Ce 29 avril, Dior dévoilait sa collection croisière 2020, la “cruise” comme disent les initiés. Pour l’occasion, 800 personnalités de la mode se sont envolées pour Marrakech à la rencontre des artisans africains. Ce show s’inscrit dans un moment particulier du calendrier de la mode, en marge des fashion weeks… entre deux saisons. Et c’est précisément là que réside la fonction de la collection croisière. On vous explique.

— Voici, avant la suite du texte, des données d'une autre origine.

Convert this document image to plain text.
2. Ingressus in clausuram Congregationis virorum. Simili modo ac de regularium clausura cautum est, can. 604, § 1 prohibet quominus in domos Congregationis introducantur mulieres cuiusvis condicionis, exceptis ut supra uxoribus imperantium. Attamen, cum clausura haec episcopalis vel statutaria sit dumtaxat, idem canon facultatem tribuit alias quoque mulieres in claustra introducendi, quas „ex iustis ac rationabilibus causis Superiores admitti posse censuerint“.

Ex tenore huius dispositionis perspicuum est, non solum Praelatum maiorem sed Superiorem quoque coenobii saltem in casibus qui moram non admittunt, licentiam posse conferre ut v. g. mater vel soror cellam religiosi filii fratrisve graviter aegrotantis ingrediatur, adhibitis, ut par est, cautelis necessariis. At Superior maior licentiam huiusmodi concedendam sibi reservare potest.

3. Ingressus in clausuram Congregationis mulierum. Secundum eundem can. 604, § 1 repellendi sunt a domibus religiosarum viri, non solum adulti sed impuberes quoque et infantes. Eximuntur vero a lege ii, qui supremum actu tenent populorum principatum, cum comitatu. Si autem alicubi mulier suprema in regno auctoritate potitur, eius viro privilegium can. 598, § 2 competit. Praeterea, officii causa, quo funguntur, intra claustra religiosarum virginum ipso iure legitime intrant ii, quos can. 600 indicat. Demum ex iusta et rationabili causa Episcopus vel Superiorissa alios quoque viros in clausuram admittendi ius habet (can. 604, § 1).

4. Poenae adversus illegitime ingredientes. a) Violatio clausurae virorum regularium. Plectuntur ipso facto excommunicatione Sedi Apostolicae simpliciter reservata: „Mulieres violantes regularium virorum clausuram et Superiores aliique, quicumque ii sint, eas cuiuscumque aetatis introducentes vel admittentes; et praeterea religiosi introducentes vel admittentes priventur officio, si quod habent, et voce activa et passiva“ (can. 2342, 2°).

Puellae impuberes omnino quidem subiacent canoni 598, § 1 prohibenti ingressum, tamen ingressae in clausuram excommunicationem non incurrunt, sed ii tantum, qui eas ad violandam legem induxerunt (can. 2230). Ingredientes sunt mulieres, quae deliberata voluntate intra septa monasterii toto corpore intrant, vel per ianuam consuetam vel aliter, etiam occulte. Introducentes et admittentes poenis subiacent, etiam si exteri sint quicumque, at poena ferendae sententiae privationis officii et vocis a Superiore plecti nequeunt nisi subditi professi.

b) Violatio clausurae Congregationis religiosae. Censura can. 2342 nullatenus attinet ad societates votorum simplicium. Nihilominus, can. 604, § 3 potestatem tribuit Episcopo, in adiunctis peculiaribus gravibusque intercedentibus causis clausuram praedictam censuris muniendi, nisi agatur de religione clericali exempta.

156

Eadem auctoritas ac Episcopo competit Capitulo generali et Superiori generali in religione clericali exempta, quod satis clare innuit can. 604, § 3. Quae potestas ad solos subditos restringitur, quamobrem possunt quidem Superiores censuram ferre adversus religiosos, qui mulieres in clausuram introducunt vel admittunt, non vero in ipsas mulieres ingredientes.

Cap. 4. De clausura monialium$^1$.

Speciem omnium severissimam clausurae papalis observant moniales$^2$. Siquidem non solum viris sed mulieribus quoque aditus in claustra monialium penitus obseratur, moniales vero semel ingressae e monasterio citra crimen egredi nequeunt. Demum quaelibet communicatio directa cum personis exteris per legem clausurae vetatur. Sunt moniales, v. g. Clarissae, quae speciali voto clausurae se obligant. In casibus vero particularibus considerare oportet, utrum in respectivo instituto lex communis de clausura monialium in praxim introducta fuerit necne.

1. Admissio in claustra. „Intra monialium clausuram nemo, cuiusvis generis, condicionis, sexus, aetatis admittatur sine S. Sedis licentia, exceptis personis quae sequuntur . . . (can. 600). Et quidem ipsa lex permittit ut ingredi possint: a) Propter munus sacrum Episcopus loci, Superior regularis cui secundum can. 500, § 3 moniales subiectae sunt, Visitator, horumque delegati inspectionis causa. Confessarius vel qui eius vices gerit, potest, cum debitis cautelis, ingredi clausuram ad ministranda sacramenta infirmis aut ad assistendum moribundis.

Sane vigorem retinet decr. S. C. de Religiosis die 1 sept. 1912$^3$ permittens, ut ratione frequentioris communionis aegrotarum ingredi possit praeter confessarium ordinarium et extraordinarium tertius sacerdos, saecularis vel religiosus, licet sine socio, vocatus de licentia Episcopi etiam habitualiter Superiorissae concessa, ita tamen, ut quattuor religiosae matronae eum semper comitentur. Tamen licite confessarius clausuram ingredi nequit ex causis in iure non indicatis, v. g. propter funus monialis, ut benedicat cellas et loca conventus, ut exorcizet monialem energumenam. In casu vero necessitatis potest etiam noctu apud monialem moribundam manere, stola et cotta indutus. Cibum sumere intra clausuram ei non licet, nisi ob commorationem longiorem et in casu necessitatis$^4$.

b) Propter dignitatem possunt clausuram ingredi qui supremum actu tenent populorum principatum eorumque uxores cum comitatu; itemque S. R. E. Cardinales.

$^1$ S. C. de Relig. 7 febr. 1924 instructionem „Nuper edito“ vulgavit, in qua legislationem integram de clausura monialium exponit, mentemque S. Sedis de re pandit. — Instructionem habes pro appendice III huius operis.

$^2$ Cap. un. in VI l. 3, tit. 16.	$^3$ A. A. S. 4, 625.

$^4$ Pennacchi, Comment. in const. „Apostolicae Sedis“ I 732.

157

La collection croisière hors du temps
Dans les années 20, les collections “cruise” ou “resort” font leur apparition pour satisfaire la riche clientèle américaine qui désire trouver une garde-robe adéquate pour ses voyages d’hiver. Aujourd’hui, ces collections se sont transformées en véritables opportunités commerciales car elles restent huit mois en boutique (en automne et au printemps) ! Elles sont donc très importantes en termes de chiffre d’affaires, c’est ce qui explique l’investissement des marques dans ces shows démesurés, également désireuses de maintenir l’esprit “voyage”. Ces rendez-vous sont de véritables mini-fashion weeks à la visibilité énorme sur les réseaux sociaux, réservés à certains happy few. Cette année, le ELLE.be était à Marrakech pour un week-end enchanteur qui rappelle à quel point luxe et créativité peuvent être les architectes du rêve.
Un voyage mémorable
Deux jours intenses qui commencent par l’avion Dior. Rien que ça. La presse est traitée aux petits oignons, répartie dans les différents palaces de la ville marocaine. Le temps de faire le tour de notre suite au Es Saadi Palace, de prendre une petite douche et notre chauffeur nous emmène au Palais Bahia, au coeur de la Medina pour le premier dîner orchestré, comme le show d’ailleurs, par le célèbre bureau Betak. Nous parcourons le dédale de mosaïques de ce chef d’oeuvre de l’architecture islamique pour y découvrir des pièces Dior iconiques.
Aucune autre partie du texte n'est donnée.